DİJİTAL DÖNÜŞÜM AKADEMİSİ KURDUK
- Önümüzdeki dönemde gerçekleştirmeyi planladığınız, sizi heyecanlandıran projeleriniz nelerdir?
- Yenilenebilir enerjiye yapılacak yatırımlar artık dünya için olmazsa olmaz hale geldi. Sınırda yüzde 25 karbon vergisi ile karşılaşmak istemiyorsak küresel standartlara şimdiden uymalıyız. Biz daha en başından beri altını çize çize yeşil dönüşüm ve dijitalleşme sloganını bu nedenle kullandık. Seçildiğimiz günden bu yana bu iki olgunun üzerinde duracağımızı açıklamıştık. Çok ciddi çalışmalar yaptık. Domino Ventures adında bir girişim kurduk. Hollanda merkezli ve start-up’lara destek oluyoruz. Tamamen profesyonellerin yönetiminde olmak üzere 20 milyon euroluk bir fon kurduk.

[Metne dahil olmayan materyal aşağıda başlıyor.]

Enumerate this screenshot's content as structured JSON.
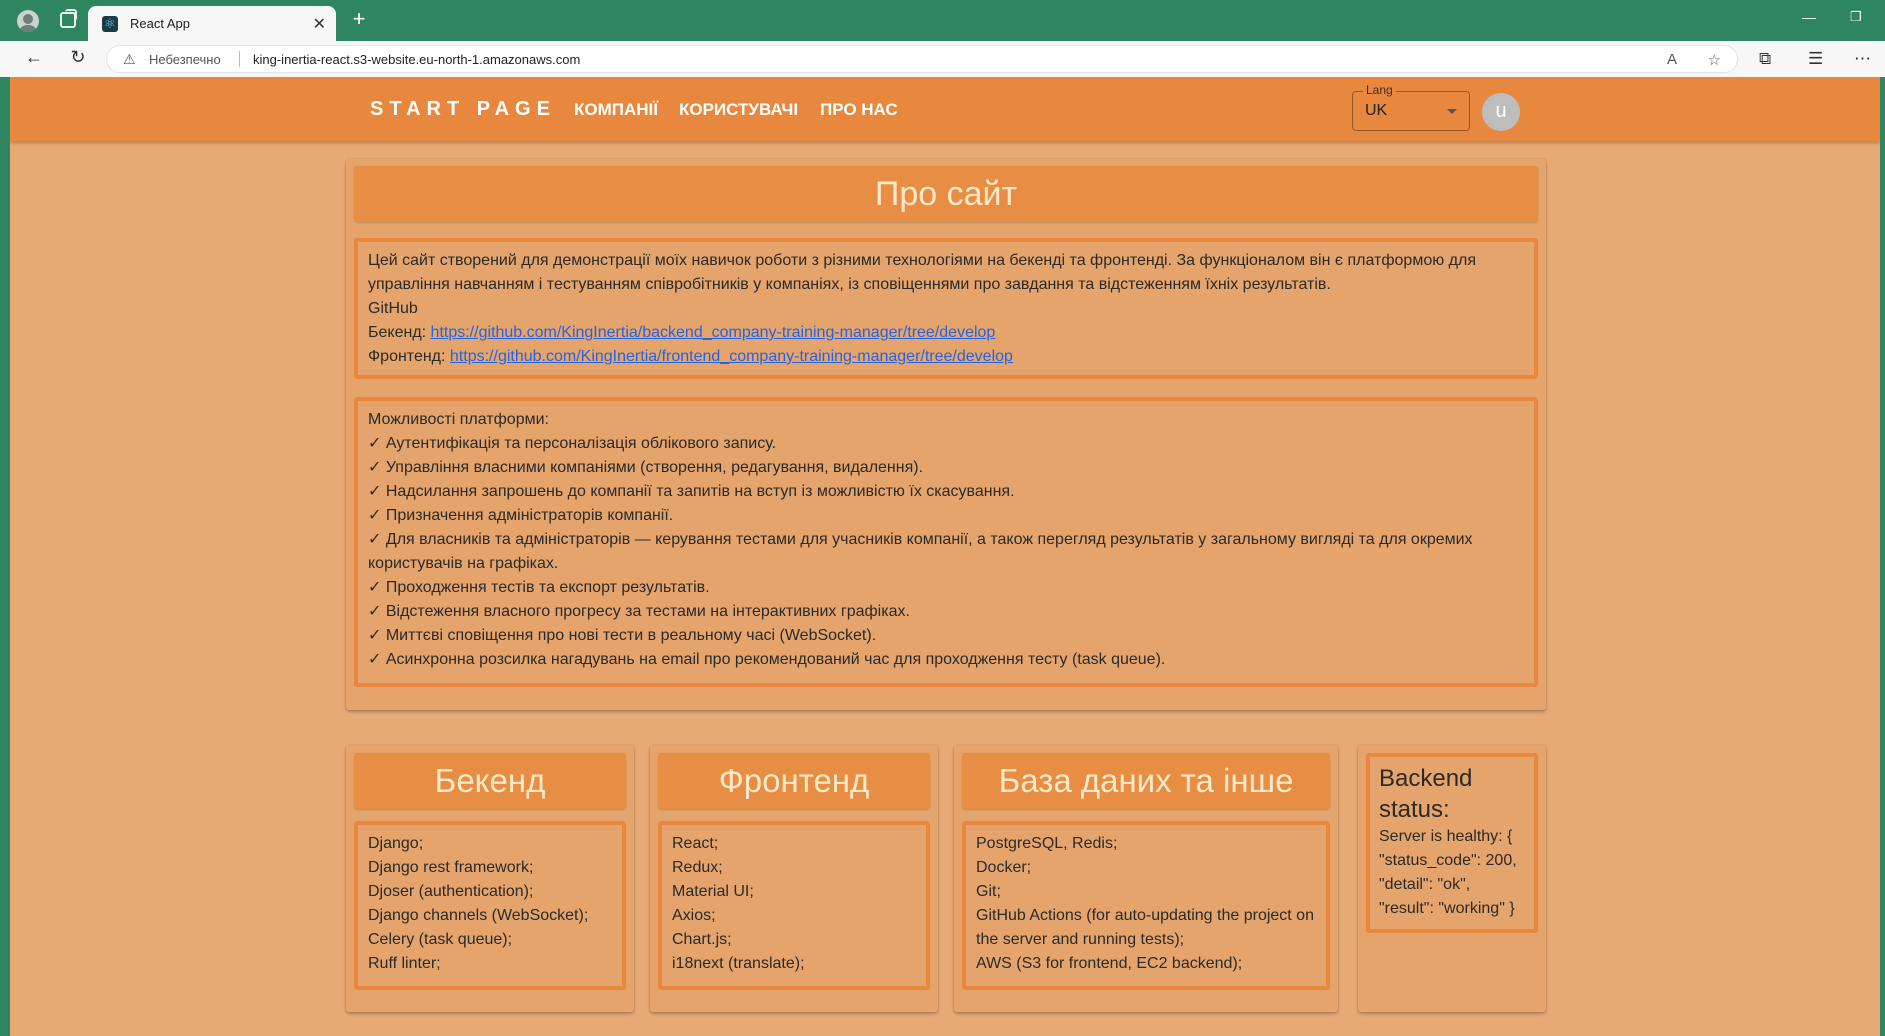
{
  "browser": {
    "tab_title": "React App",
    "security_label": "Небезпечно",
    "url": "king-inertia-react.s3-website.eu-north-1.amazonaws.com"
  },
  "header": {
    "brand": "START PAGE",
    "nav": [
      "КОМПАНІЇ",
      "КОРИСТУВАЧІ",
      "ПРО НАС"
    ],
    "lang_label": "Lang",
    "lang_value": "UK",
    "avatar_letter": "u"
  },
  "about": {
    "title": "Про сайт",
    "intro": "Цей сайт створений для демонстрації моїх навичок роботи з різними технологіями на бекенді та фронтенді. За функціоналом він є платформою для управління навчанням і тестуванням співробітників у компаніях, із сповіщеннями про завдання та відстеженням їхніх результатів.",
    "github_label": "GitHub",
    "backend_label": "Бекенд:",
    "backend_url": "https://github.com/KingInertia/backend_company-training-manager/tree/develop",
    "frontend_label": "Фронтенд:",
    "frontend_url": "https://github.com/KingInertia/frontend_company-training-manager/tree/develop",
    "features_title": "Можливості платформи:",
    "features": [
      "✓ Аутентифікація та персоналізація облікового запису.",
      "✓ Управління власними компаніями (створення, редагування, видалення).",
      "✓ Надсилання запрошень до компанії та запитів на вступ із можливістю їх скасування.",
      "✓ Призначення адміністраторів компанії.",
      "✓ Для власників та адміністраторів — керування тестами для учасників компанії, а також перегляд результатів у загальному вигляді та для окремих користувачів на графіках.",
      "✓ Проходження тестів та експорт результатів.",
      "✓ Відстеження власного прогресу за тестами на інтерактивних графіках.",
      "✓ Миттєві сповіщення про нові тести в реальному часі (WebSocket).",
      "✓ Асинхронна розсилка нагадувань на email про рекомендований час для проходження тесту (task queue)."
    ]
  },
  "stack": {
    "backend": {
      "title": "Бекенд",
      "items": [
        "Django;",
        "Django rest framework;",
        "Djoser (authentication);",
        "Django channels (WebSocket);",
        "Celery (task queue);",
        "Ruff linter;"
      ]
    },
    "frontend": {
      "title": "Фронтенд",
      "items": [
        "React;",
        "Redux;",
        "Material UI;",
        "Axios;",
        "Chart.js;",
        "i18next (translate);"
      ]
    },
    "other": {
      "title": "База даних та інше",
      "items": [
        "PostgreSQL, Redis;",
        "Docker;",
        "Git;",
        "GitHub Actions (for auto-updating the project on the server and running tests);",
        "AWS (S3 for frontend, EC2 backend);"
      ]
    },
    "status": {
      "title": "Backend status:",
      "text": "Server is healthy: { \"status_code\": 200, \"detail\": \"ok\", \"result\": \"working\" }"
    }
  }
}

Bunun yanı sıra insan kaynağına da yatırım yapma hedefiyle bir eğitim programı başlatarak Dijital Dönüşüm akademisi kurduk. Bu eğitim sürecinde her şubemizde bin öğrenciye eğitim veriyoruz. Bu eğitimi alanlar sadece basit manada e-ticaret alanında uzman olmayacak. Hem yapay zeka hem de metaverse gibi yeni teknolojilerin içinde bulunduğu bir eğitimden geçen Dijital pazarlama uzmanı ve dijital danışmanlar yetiştiriyoruz.